花巻まつりの山車

2025年09月23日

いつもご覧いただきありがとうございます。店主でございます。

 

久しぶりのブログとなりますが、今回は先週おこなわれた花巻まつりと山車について書いていきたいと思います。

山車1

430年を超える歴史の祭りで、炎ゆらめく美しい風流山車、世界記録を達成した勇壮な神輿、古来より踊り継がれてきた鹿踊・神楽権現舞、そして優雅な花巻ばやし踊りなど、花巻の伝統文化がそこかしこで咲き乱れます。

 

神輿や山車、鹿踊や神楽権現舞、花巻はやし踊り等々さまざま行われますが、やはり祭りの華は風流山車だと私は思いますし、その山車造りに23年ほどワタクシ店主は携わっております。

 

そんな私が思う事を今回書いていきたいと思います。

山車2

このような山車は各町内会等から出されておりますが、私がやっている「あさひ組」もいわゆる大町・御田屋町等から構成されています。製作は職人に頼むのではなく、自分たちで全て作るので、時間もかかります。

 

祭り本番は毎年9月第2週の金曜日・土曜日・日曜日ですが、大体7月下旬から作業を開始していますので、おおよそ2か月、仕事が終わってから毎晩山車小屋に通い製作をしているのです。

 

祭りには人を繋ぐ効果もあります。

私が右も左もわからず、ただ単に同じ町内で開業したというだけで参加した20数年前、町内の事も人も何もかもわかりませんでしたが、祭りを通じてまるで昔から町内に住んでいたかのような感じでなじむ事が出来ました。

 

今は別の場所に事務所を移転したのですが、ありがたい事にまだ同じように参加させてもらっています。

 

さて、こういう歴史もあり、コミュニティの効果もある花巻まつりの山車なのですが、過渡期にあると思います。

 

はっきり言えば、このままではもう山車が出せなくなるであろう町内がたくさんあるって事です。

 

人・モノ・金 の3要素が企業にも必要ですが、主に「人」が足りません。

それは当日参加する人の事ではなく、製作期間・運行・片付けと継続的に頼れる人って事です。

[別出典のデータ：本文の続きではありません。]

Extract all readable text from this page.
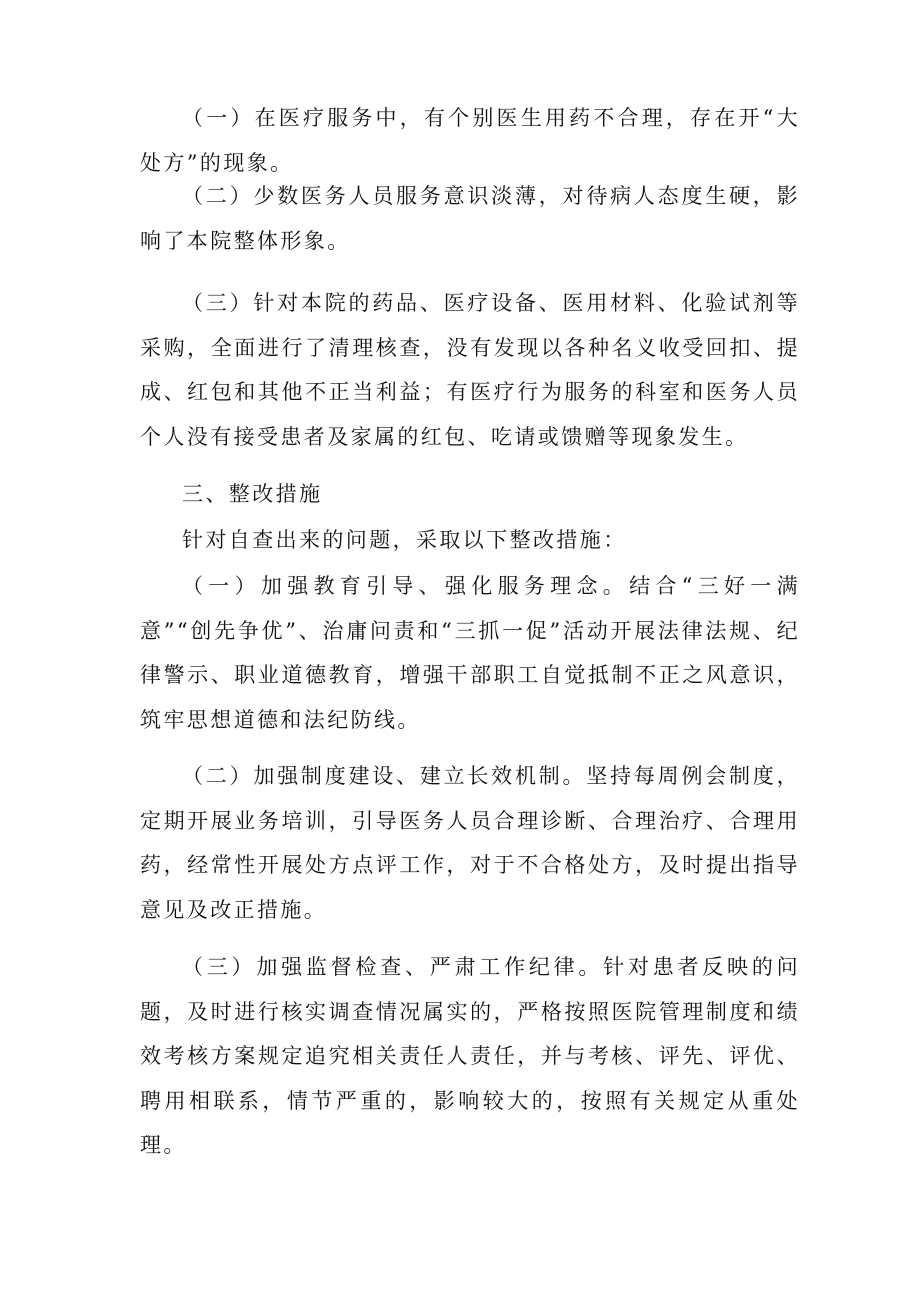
（一）在医疗服务中，有个别医生用药不合理，存在开“大处方”的现象。

（二）少数医务人员服务意识淡薄，对待病人态度生硬，影响了本院整体形象。

（三）针对本院的药品、医疗设备、医用材料、化验试剂等采购，全面进行了清理核查，没有发现以各种名义收受回扣、提成、红包和其他不正当利益；有医疗行为服务的科室和医务人员个人没有接受患者及家属的红包、吃请或馈赠等现象发生。

三、整改措施

针对自查出来的问题，采取以下整改措施：

（一）加强教育引导、强化服务理念。结合“三好一满意”“创先争优”、治庸问责和“三抓一促”活动开展法律法规、纪律警示、职业道德教育，增强干部职工自觉抵制不正之风意识，筑牢思想道德和法纪防线。

（二）加强制度建设、建立长效机制。坚持每周例会制度，定期开展业务培训，引导医务人员合理诊断、合理治疗、合理用药，经常性开展处方点评工作，对于不合格处方，及时提出指导意见及改正措施。

（三）加强监督检查、严肃工作纪律。针对患者反映的问题，及时进行核实调查情况属实的，严格按照医院管理制度和绩效考核方案规定追究相关责任人责任，并与考核、评先、评优、聘用相联系，情节严重的，影响较大的，按照有关规定从重处理。
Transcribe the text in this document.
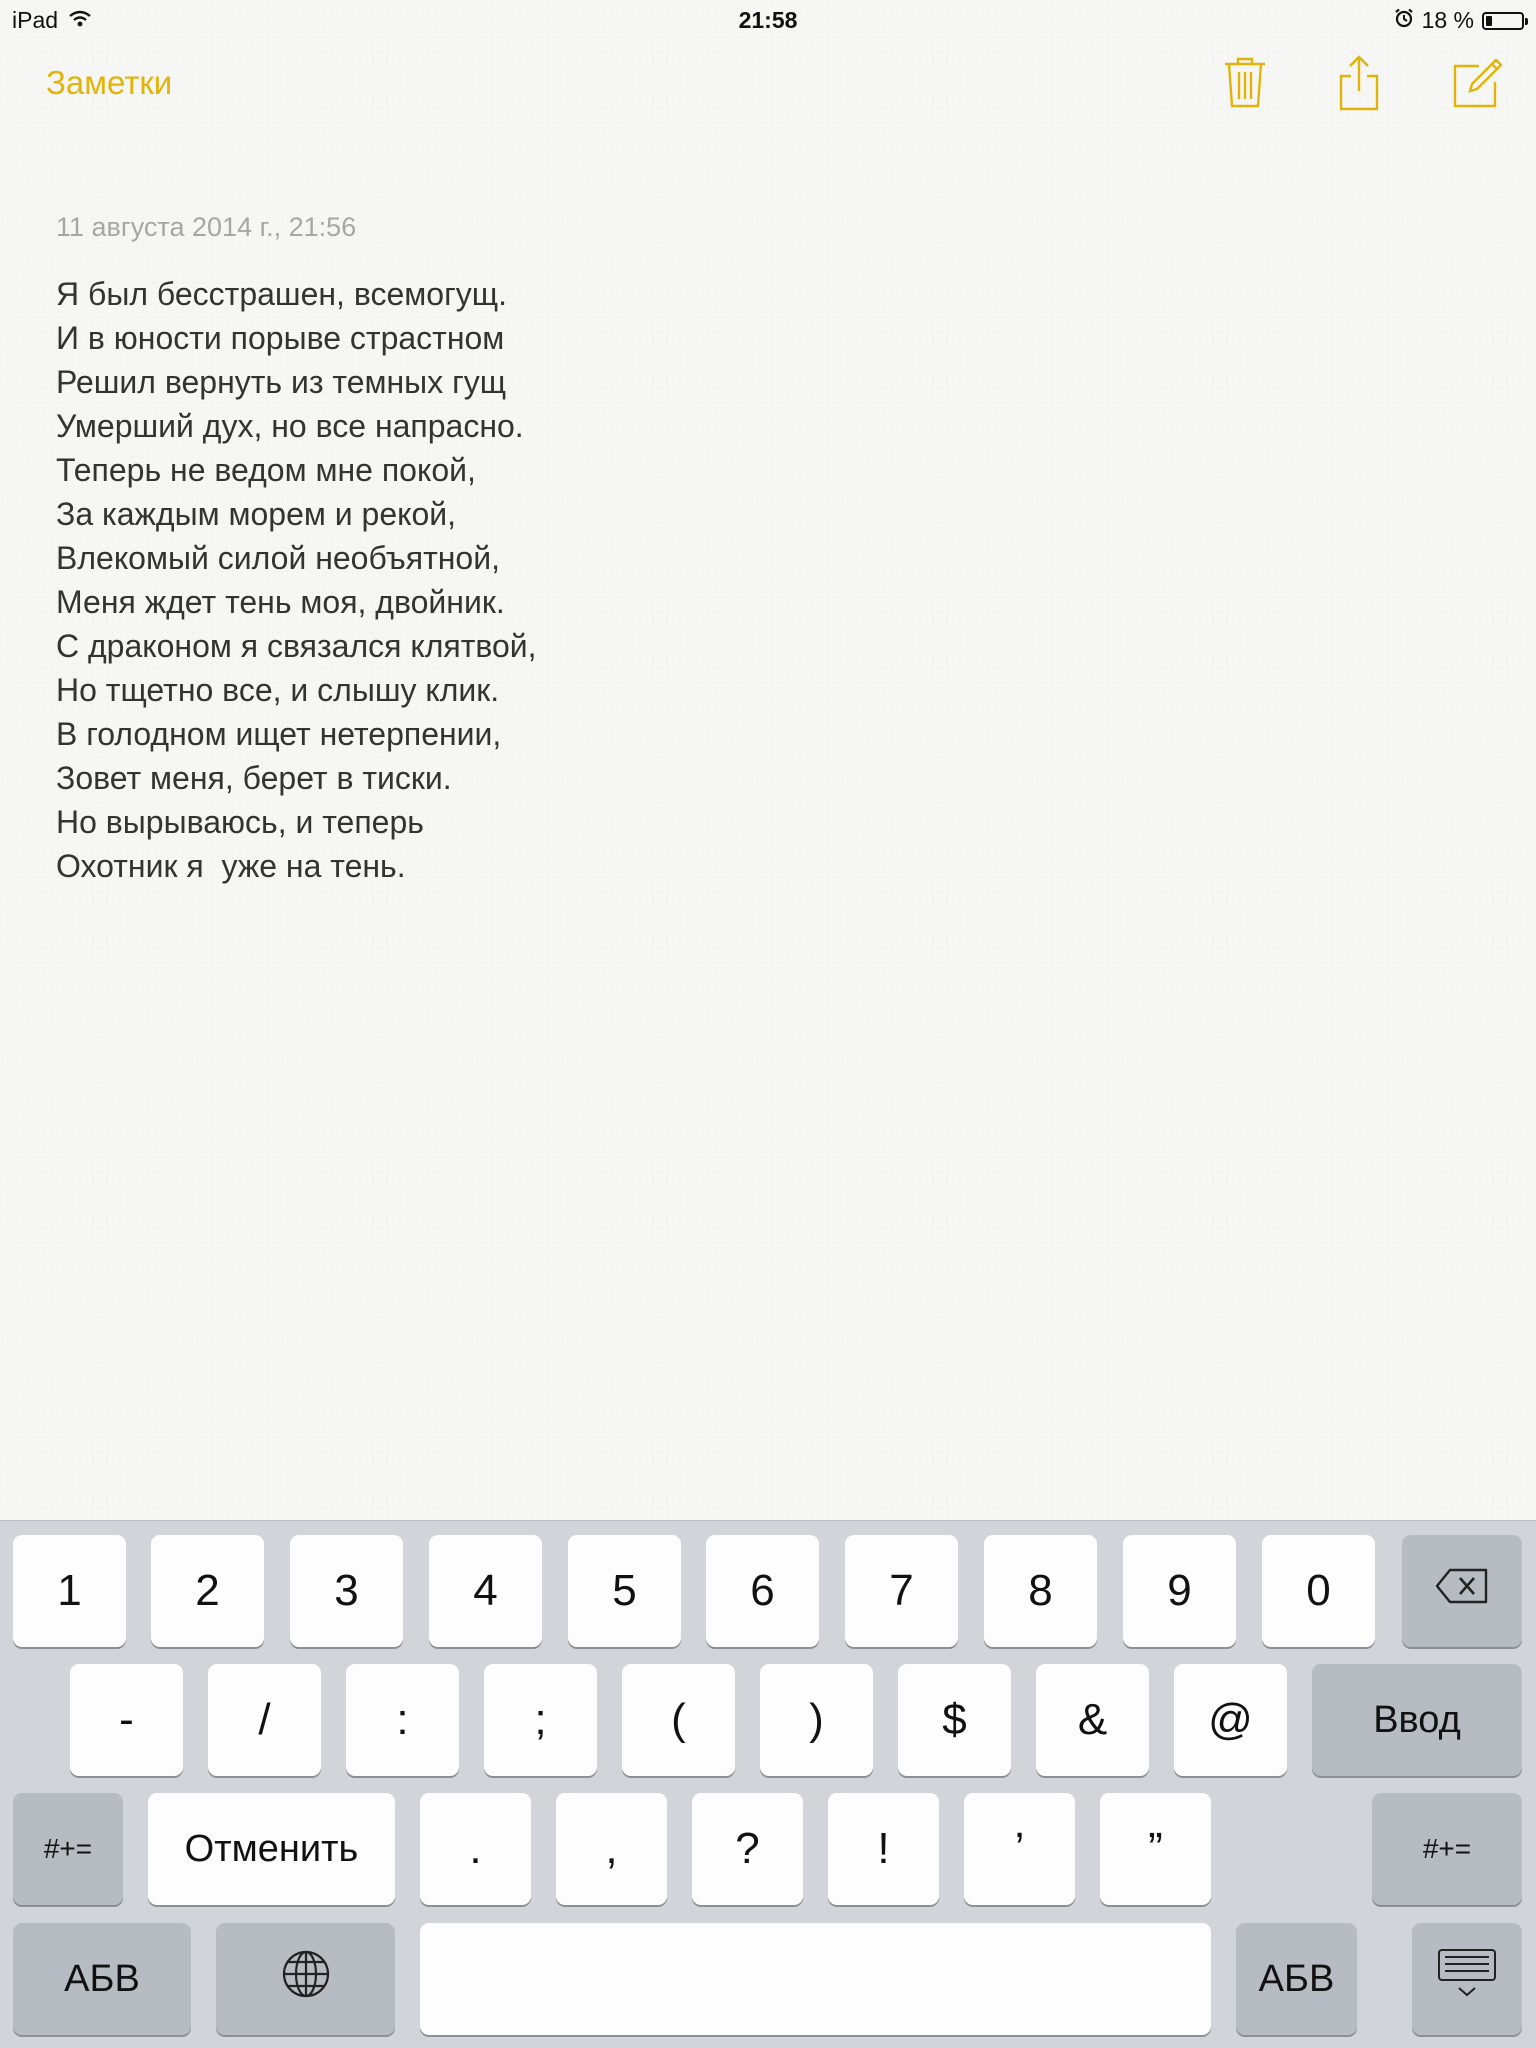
iPad	21:58	18 %
Заметки
11 августа 2014 г., 21:56
Я был бесстрашен, всемогущ.
И в юности порыве страстном
Решил вернуть из темных гущ
Умерший дух, но все напрасно.
Теперь не ведом мне покой,
За каждым морем и рекой,
Влекомый силой необъятной,
Меня ждет тень моя, двойник.
С драконом я связался клятвой,
Но тщетно все, и слышу клик.
В голодном ищет нетерпении,
Зовет меня, берет в тиски.
Но вырываюсь, и теперь
Охотник я  уже на тень.
1	2	3	4	5	6	7	8	9	0
-	/	:	;	(	)	$	&	@	Ввод
#+=	Отменить	.	,	?	!	’	”	#+=
АБВ	АБВ
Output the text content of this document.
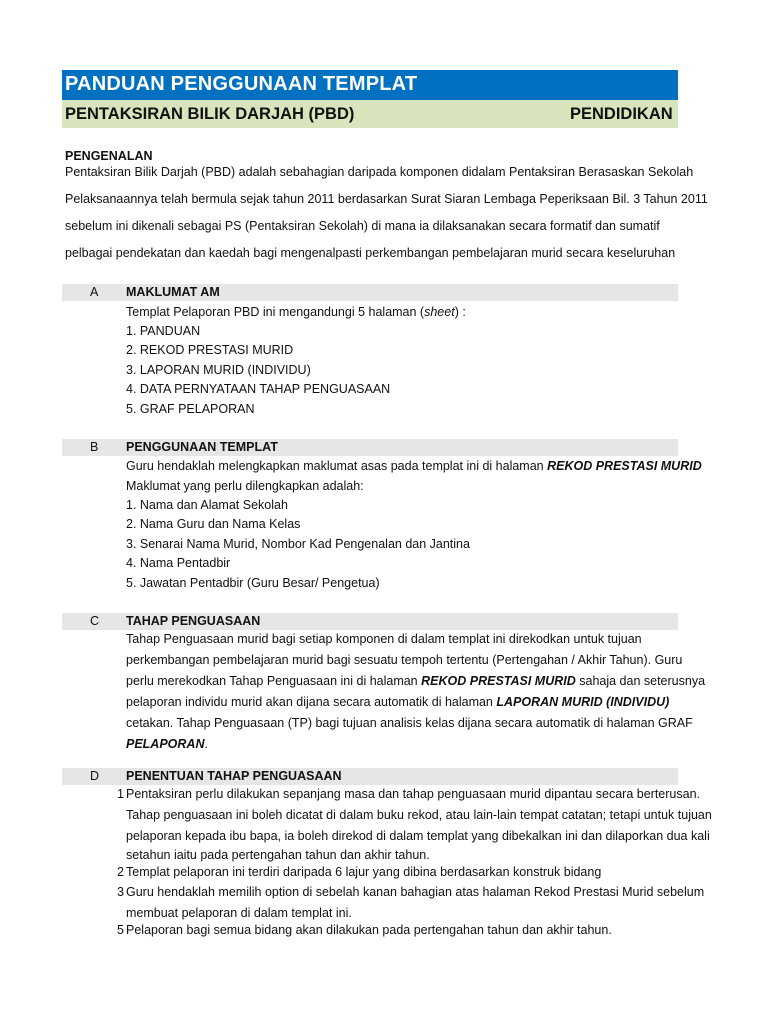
PANDUAN PENGGUNAAN TEMPLAT
PENTAKSIRAN BILIK DARJAH (PBD)	PENDIDIKAN
PENGENALAN
Pentaksiran Bilik Darjah (PBD) adalah sebahagian daripada komponen didalam Pentaksiran Berasaskan Sekolah
Pelaksanaannya telah bermula sejak tahun 2011 berdasarkan Surat Siaran Lembaga Peperiksaan Bil. 3 Tahun 2011
sebelum ini dikenali sebagai PS (Pentaksiran Sekolah) di mana ia dilaksanakan secara formatif dan sumatif
pelbagai pendekatan dan kaedah bagi mengenalpasti perkembangan pembelajaran murid secara keseluruhan
A MAKLUMAT AM
Templat Pelaporan PBD ini mengandungi 5 halaman (sheet) :
1. PANDUAN
2. REKOD PRESTASI MURID
3. LAPORAN MURID (INDIVIDU)
4. DATA PERNYATAAN TAHAP PENGUASAAN
5. GRAF PELAPORAN
B PENGGUNAAN TEMPLAT
Guru hendaklah melengkapkan maklumat asas pada templat ini di halaman REKOD PRESTASI MURID
Maklumat yang perlu dilengkapkan adalah:
1. Nama dan Alamat Sekolah
2. Nama Guru dan Nama Kelas
3. Senarai Nama Murid, Nombor Kad Pengenalan dan Jantina
4. Nama Pentadbir
5. Jawatan Pentadbir (Guru Besar/ Pengetua)
C TAHAP PENGUASAAN
Tahap Penguasaan murid bagi setiap komponen di dalam templat ini direkodkan untuk tujuan
perkembangan pembelajaran murid bagi sesuatu tempoh tertentu (Pertengahan / Akhir Tahun). Guru
perlu merekodkan Tahap Penguasaan ini di halaman REKOD PRESTASI MURID sahaja dan seterusnya
pelaporan individu murid akan dijana secara automatik di halaman LAPORAN MURID (INDIVIDU)
cetakan. Tahap Penguasaan (TP) bagi tujuan analisis kelas dijana secara automatik di halaman GRAF
PELAPORAN.
D PENENTUAN TAHAP PENGUASAAN
1 Pentaksiran perlu dilakukan sepanjang masa dan tahap penguasaan murid dipantau secara berterusan.
Tahap penguasaan ini boleh dicatat di dalam buku rekod, atau lain-lain tempat catatan; tetapi untuk tujuan
pelaporan kepada ibu bapa, ia boleh direkod di dalam templat yang dibekalkan ini dan dilaporkan dua kali
setahun iaitu pada pertengahan tahun dan akhir tahun.
2 Templat pelaporan ini terdiri daripada 6 lajur yang dibina berdasarkan konstruk bidang
3 Guru hendaklah memilih option di sebelah kanan bahagian atas halaman Rekod Prestasi Murid sebelum
membuat pelaporan di dalam templat ini.
5 Pelaporan bagi semua bidang akan dilakukan pada pertengahan tahun dan akhir tahun.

高齢化により引退する人はいても新しく入ってくる人はまだ少ないのが現状ですし、入ってきたからと言って、いきなり重要な役目が出来るわけではありません。またいろいろわかっていないと出来ない事も多いのです。我々も新しい仲間を募っていますが、思うように増えてはいきません。

 

次にモノ。

言い換えれば「場所」とも言えるかもしれません。

 

山車の製作場所や格納場所、参加者達の駐車場、子供達の休憩場所、その他諸々手配しないといけないのですが、毎年苦労しながらやっています。公民館があれば一部はあっさり解決するのですが、我々の町内にはありません。これのいずれかが確保出来ないとなるともはや我々の山車は参加できません。

 

次に金。

 

製作場所が確保できている町内もありますが、我々はありませんので毎年土地をお金を出して借りて、そこに仮設の山車小屋をお金を出して組んでいます。これだけでかなりの金額が吹っ飛ぶので、そもそも補助金等があっても台所事情は厳しいのです。当然製作にも運行にも費用がかかりますから、いくら町内外の寄付を募って賄うとはいっても限界があります。

 

さて、そんな厳しい環境の中で、どうして毎年山車を出すのでしょう?

 

それは祭りが好きって事が一番ですが、毎年山車を見るのを楽しみにしている人たちに喜んで欲しいという気持ちであり、プライドであり、意地でもあるかもしれません。

 

いつかはそういう日が来るかもしれませんが、その日が来るまでは何とか知恵を絞って頑張りたいと思っています。